I stiffened, and a flash of an old anger came back to me as fresh as if the five intervening years had been wiped away.
“I knew your father slightly,” Kosterman was saying. “I met him a few times in the city.”
“My father knew a lot of big-money men,” I snapped. “Too many.”
I’d worshiped him. What had happened five years before had hit me hard but it hadn’t changed that. He’d been a captain then, in charge of the police commissioner’s special squad investigating racketeering connections. He dug too deep and scared too many influential people. They’d done some digging of their own. And they’d turned up proof that way back when he’d been a detective sergeant he’d taken a large bribe to suppress evidence against a rich man’s son who was involved in a hit-and-run.
The first I knew of it was when I read it on the front pages of the evening newspapers. By the time I got to my father it was too late. He’d already put the bullet through his brain. I was a lieutenant on Captain Crown’s armed robbery detail then, and the reporters rushed over for quotes. I gave them an earful. At the time he’d taken that bribe my mother had been going through her long final siege in the hospital, and I’d been about to start college. I told them what I thought of a city that paid a detective—three times cited for bravery—so little that he couldn’t even secure a loan to pay for his dying wife’s hospital expenses and his son’s education. Then I’d handed in my resignation from the force before the commissioner had time to ask me for it.
“I didn’t bring it up,” Kosterman said, “to reopen old wounds.”
“Then why bring it up at all?”
“Because it means that you understand how it feels to have someone dear to you in trouble.”
“If we’re talking about your daughter, Mr. Kosterman, let’s keep it to her. She’s not connected with my father in any way.”
“Very well, Rome. I admit I was trying to get your sympathy. I had that talk with Diana this morning. She claims not to know where she was or what she di
d. And she wouldn’t tell me why she left here in the first place. She’s quite troubled about something. I know her well enough to know that.”
“You want me to find out what’s troubling her.”
“Yes. I’ve spoken to her husband, and he has no idea what’s bothering her. And now she’s gone off somewhere again. She left right after I talked with her without a word about where she was going. She hasn’t returned.”
“Maybe your son-in-law knows where she went.”
“No. Darrell is at the development office cleaning up a load of extra work. He left before she woke up this morning.”
“Your son-in-law works for you?”
“He’s vice-president in charge of sales for our development villas. Rome, I want you to find Diana. If you can.”
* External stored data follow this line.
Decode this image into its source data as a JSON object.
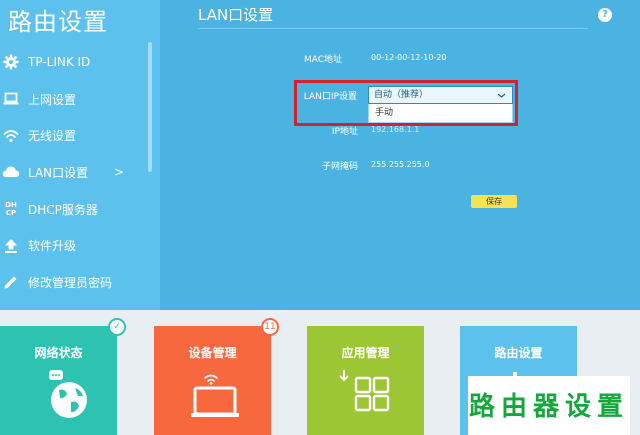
{
  "sidebar": {
    "title": "路由设置",
    "items": [
      {
        "label": "TP-LINK ID",
        "icon": "gear-icon"
      },
      {
        "label": "上网设置",
        "icon": "laptop-icon"
      },
      {
        "label": "无线设置",
        "icon": "wifi-icon"
      },
      {
        "label": "LAN口设置",
        "icon": "cloud-icon",
        "active": true,
        "arrow": ">"
      },
      {
        "label": "DHCP服务器",
        "icon": "dhcp-icon",
        "icon_text": "DH CP"
      },
      {
        "label": "软件升级",
        "icon": "upload-icon"
      },
      {
        "label": "修改管理员密码",
        "icon": "pencil-icon"
      }
    ]
  },
  "main": {
    "title": "LAN口设置",
    "help": "?",
    "fields": {
      "mac_label": "MAC地址",
      "mac_value": "00-12-00-12-10-20",
      "lan_ip_label": "LAN口IP设置",
      "lan_ip_selected": "自动（推荐）",
      "lan_ip_options": [
        "手动"
      ],
      "ip_label": "IP地址",
      "ip_value": "192.168.1.1",
      "mask_label": "子网掩码",
      "mask_value": "255.255.255.0"
    },
    "save_label": "保存"
  },
  "tiles": [
    {
      "label": "网络状态",
      "color": "#2ec3b1",
      "badge": "✓",
      "icon": "globe-icon"
    },
    {
      "label": "设备管理",
      "color": "#f7683f",
      "badge": "11",
      "icon": "devices-icon"
    },
    {
      "label": "应用管理",
      "color": "#9cc634",
      "icon": "apps-icon"
    },
    {
      "label": "路由设置",
      "color": "#5cc1ec",
      "icon": "router-icon"
    }
  ],
  "watermark": "路由器设置",
  "colors": {
    "main_bg": "#4bb3e1",
    "sidebar_bg": "#5cc1ec",
    "highlight": "#d2232a",
    "save_button": "#f7e34f"
  }
}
“I can,” I told him. “Then what?”
“Find out what she’s up to, what kind of trouble she’s gotten herself into.”
“People get moody sometimes without being in any particular kind of trouble.”
“If that’s the case, I want to know it. To relieve my mind. Do you want this job or don’t you?”
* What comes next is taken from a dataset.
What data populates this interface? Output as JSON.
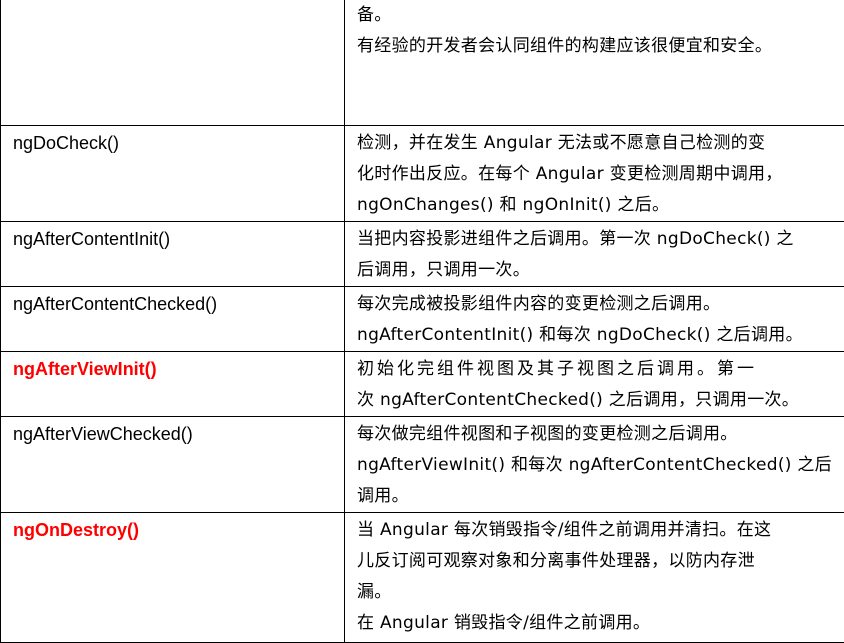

I did, and told him so. I was already estimating what making him happy could mean to me. Kosterman was a top- income-bracket permanent resident of southern Florida. That could mean bringing my own income bracket up a notch—if he was satisfied with my work enough to begin recommending me to his coin-heavy friends and business contacts. One part of my mind began considering how those fat fees could buy me a long Caribbean cruise in the Straight Pass. But the gambler in me was dwelling on thoughts of an all-out assault on Las Vegas . . .
I gave it some fast, careful thought before naming a fee to Kosterman. I had to make it low enough so he wouldn’t feel he was being taken but high enough so he’d respect me—a ticklish tightrope you’ve always got to walk with the rich.
We settled on his mailing me a check to cover fees and expenses for the next few days. Then I left the office, took the self-service elevator down, and went to see Ralph Turpin.
CHAPTER
5
“THIS’S LIKE old times,” Turpin said, lounging back in the easy chair in his room on the second floor of the Moonlite Hotel. “Seeing this much of you. Nice.” He chewed the stub of his unlighted cigar and eyed me warily. With his jacket off I could see that some of his weight had gone to fat in the past year. But I still wouldn’t have wanted to go any rounds with him.